In this podcast, Franck Cappello from Argonne describes EZ, an effort to effort to compress and reduce the enormous scientific data sets that some of the ECP applications are producing.
The current simulations or instruments generate too much data—more than can be properly stored, analyzed, or transferred. There are different approaches to solving the problem. One is called lossless compression, a data-reduction technique that doesn’t lose any information or introduce any noise. The drawback with lossless compression, however, is that user-entry floating-point values are very difficult to compress: the best effort reduces data by a factor of two. In contrast, ECP applications seek a data reduction factor of 10, 30, or even more.
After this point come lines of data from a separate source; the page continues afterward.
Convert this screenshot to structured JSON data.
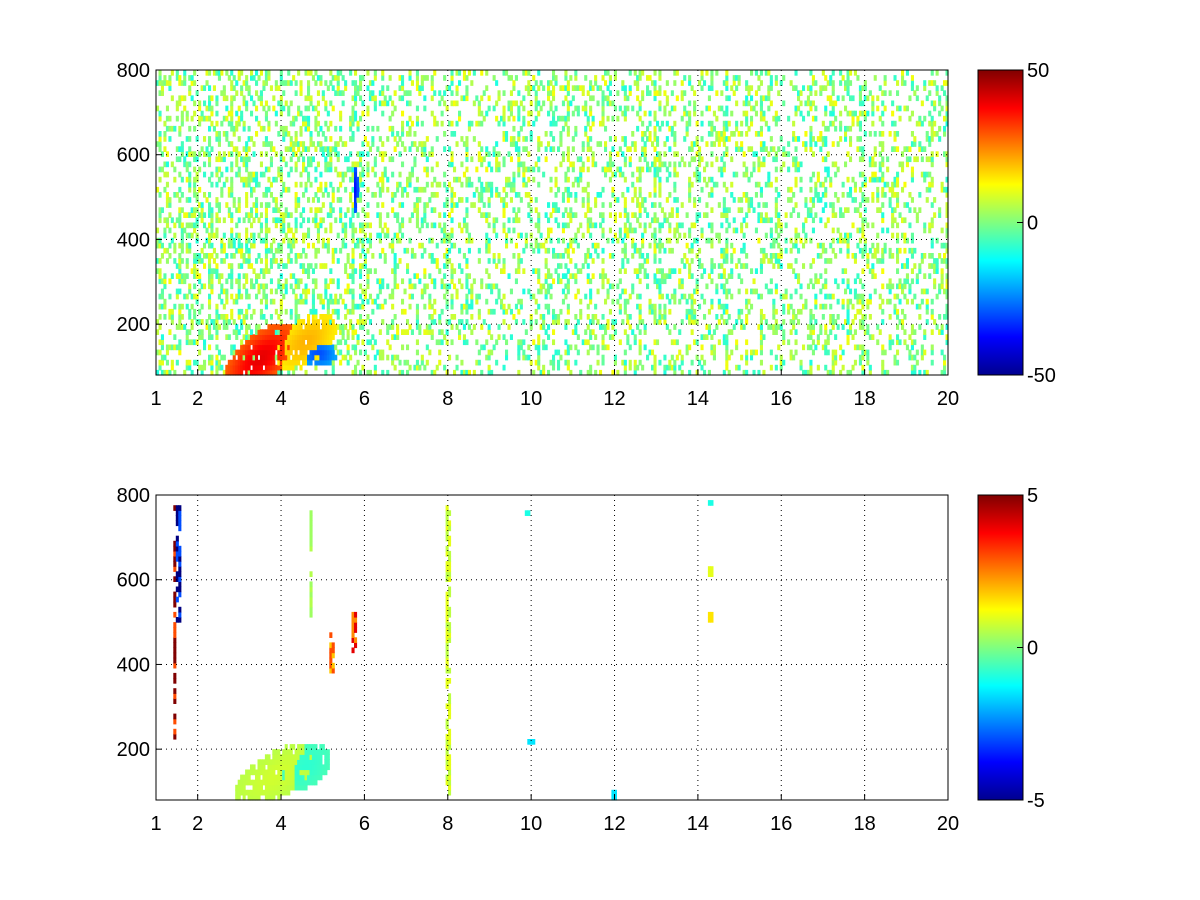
{
  "chart_data": [
    {
      "type": "heatmap",
      "title": "",
      "xlabel": "",
      "ylabel": "",
      "xlim": [
        1,
        20
      ],
      "ylim": [
        80,
        800
      ],
      "x_ticks": [
        1,
        2,
        4,
        6,
        8,
        10,
        12,
        14,
        16,
        18,
        20
      ],
      "y_ticks": [
        200,
        400,
        600,
        800
      ],
      "grid": true,
      "grid_style": "dotted",
      "colormap": "jet",
      "clim": [
        -50,
        50
      ],
      "colorbar_ticks": [
        50,
        0,
        -50
      ],
      "background_color": "#ffffff",
      "features": [
        {
          "kind": "blob",
          "x": 3.5,
          "y": 120,
          "sx": 0.6,
          "sy": 45,
          "value": 40,
          "tilt": 25
        },
        {
          "kind": "blob",
          "x": 4.6,
          "y": 160,
          "sx": 0.5,
          "sy": 40,
          "value": 20,
          "tilt": 20
        },
        {
          "kind": "blob",
          "x": 4.9,
          "y": 130,
          "sx": 0.3,
          "sy": 20,
          "value": -30,
          "tilt": 0
        },
        {
          "kind": "blob",
          "x": 5.8,
          "y": 520,
          "sx": 0.03,
          "sy": 40,
          "value": -40,
          "tilt": 0
        }
      ]
    },
    {
      "type": "heatmap",
      "title": "",
      "xlabel": "",
      "ylabel": "",
      "xlim": [
        1,
        20
      ],
      "ylim": [
        80,
        800
      ],
      "x_ticks": [
        1,
        2,
        4,
        6,
        8,
        10,
        12,
        14,
        16,
        18,
        20
      ],
      "y_ticks": [
        200,
        400,
        600,
        800
      ],
      "grid": true,
      "grid_style": "dotted",
      "colormap": "jet",
      "clim": [
        -5,
        5
      ],
      "colorbar_ticks": [
        5,
        0,
        -5
      ],
      "background_color": "#ffffff",
      "features": [
        {
          "kind": "blob",
          "x": 3.9,
          "y": 140,
          "sx": 0.7,
          "sy": 40,
          "value": 0.8,
          "tilt": 20
        },
        {
          "kind": "blob",
          "x": 4.6,
          "y": 160,
          "sx": 0.4,
          "sy": 35,
          "value": -0.8,
          "tilt": 15
        },
        {
          "kind": "stripe",
          "x": 1.45,
          "y0": 220,
          "y1": 780,
          "value": 5
        },
        {
          "kind": "stripe",
          "x": 1.55,
          "y0": 500,
          "y1": 780,
          "value": -5
        },
        {
          "kind": "stripe",
          "x": 4.7,
          "y0": 480,
          "y1": 770,
          "value": 0.5
        },
        {
          "kind": "stripe",
          "x": 5.2,
          "y0": 370,
          "y1": 480,
          "value": 3
        },
        {
          "kind": "stripe",
          "x": 5.75,
          "y0": 430,
          "y1": 520,
          "value": 4
        },
        {
          "kind": "stripe",
          "x": 8.0,
          "y0": 80,
          "y1": 780,
          "value": 1
        },
        {
          "kind": "spot",
          "x": 9.9,
          "y": 760,
          "value": -1
        },
        {
          "kind": "spot",
          "x": 14.3,
          "y": 780,
          "value": -1
        },
        {
          "kind": "spot",
          "x": 14.3,
          "y": 620,
          "value": 1
        },
        {
          "kind": "spot",
          "x": 14.3,
          "y": 510,
          "value": 1.5
        },
        {
          "kind": "spot",
          "x": 12.0,
          "y": 90,
          "value": -1.5
        },
        {
          "kind": "spot",
          "x": 10.0,
          "y": 220,
          "value": -1.5
        }
      ]
    }
  ]
}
Among the lossy compressors in software literature, one of the difficulties is that they cannot compress one- or two-dimensional data sets. The EZ project is targeting that type of data set and data sets of higher dimensions. In some cases, SZ provides better compression for the very large highly dimensional data sets than for the ones with smaller dimensions. For exascale applications, a reduction of at least one order of magnitude is required. The loss of information is acceptable, but the user must be able to set the limits for necessary accuracy. The SZ compressor provides such control to the user.
The EZ project looks to provide a production-quality lossy compressor for scientific data sets, while VeloC is centered on supplying an optimized checkpoint/restart library for applications and workflows. In addition to his work on EZ and VeloC, Cappello is the data reduction lead for ECP’s CODAR Co-Design Center.
Video Chat Notes:
- The motivation for the EZ project [1:24]
- Strict accuracy control is needed for lossy compression [3:22]
- Compression for more than images [4:20]
- Saving on storage footprint or bandwidth? [5:07]
- Four uses cases in addition to visualization: (1) reduction of the footprint on the storage system [5:20], (2) the NYX Application and reduction of I/O time [6:10], (3) the NWChem application and lossy checkpointing [6:58], and (4) acceleration of the GAMESS application with lossy compression [8:24]
- A multi-algorithm compressor [10:25]
- Automatic configuration by analyzing the data set while compressing [11:30]
- Deep learning is too slow to be integrated into fast lossy compressors [12:39]
- Different uses, different needs [13:46]
- Co-design, working with applications developers [14:31]
- How the work of the EZ project is benefiting ECP [14:56]
- Metrics for lossy compression quality and tools for assessing errors [16:09]
- Why compressing floating-point data multiple times would be undesirable [19:49]
- The results have been encouraging [21:00]
- Testing on Theta and other systems [21:31]
Franck Cappello is a senior computer scientist at Argonne National Laboratory and an adjunct research professor at the University of Illinois at Urbana-Champaign. He also is principal investigator for the Exascale Computing Project (ECP) efforts called EZ and VeloC.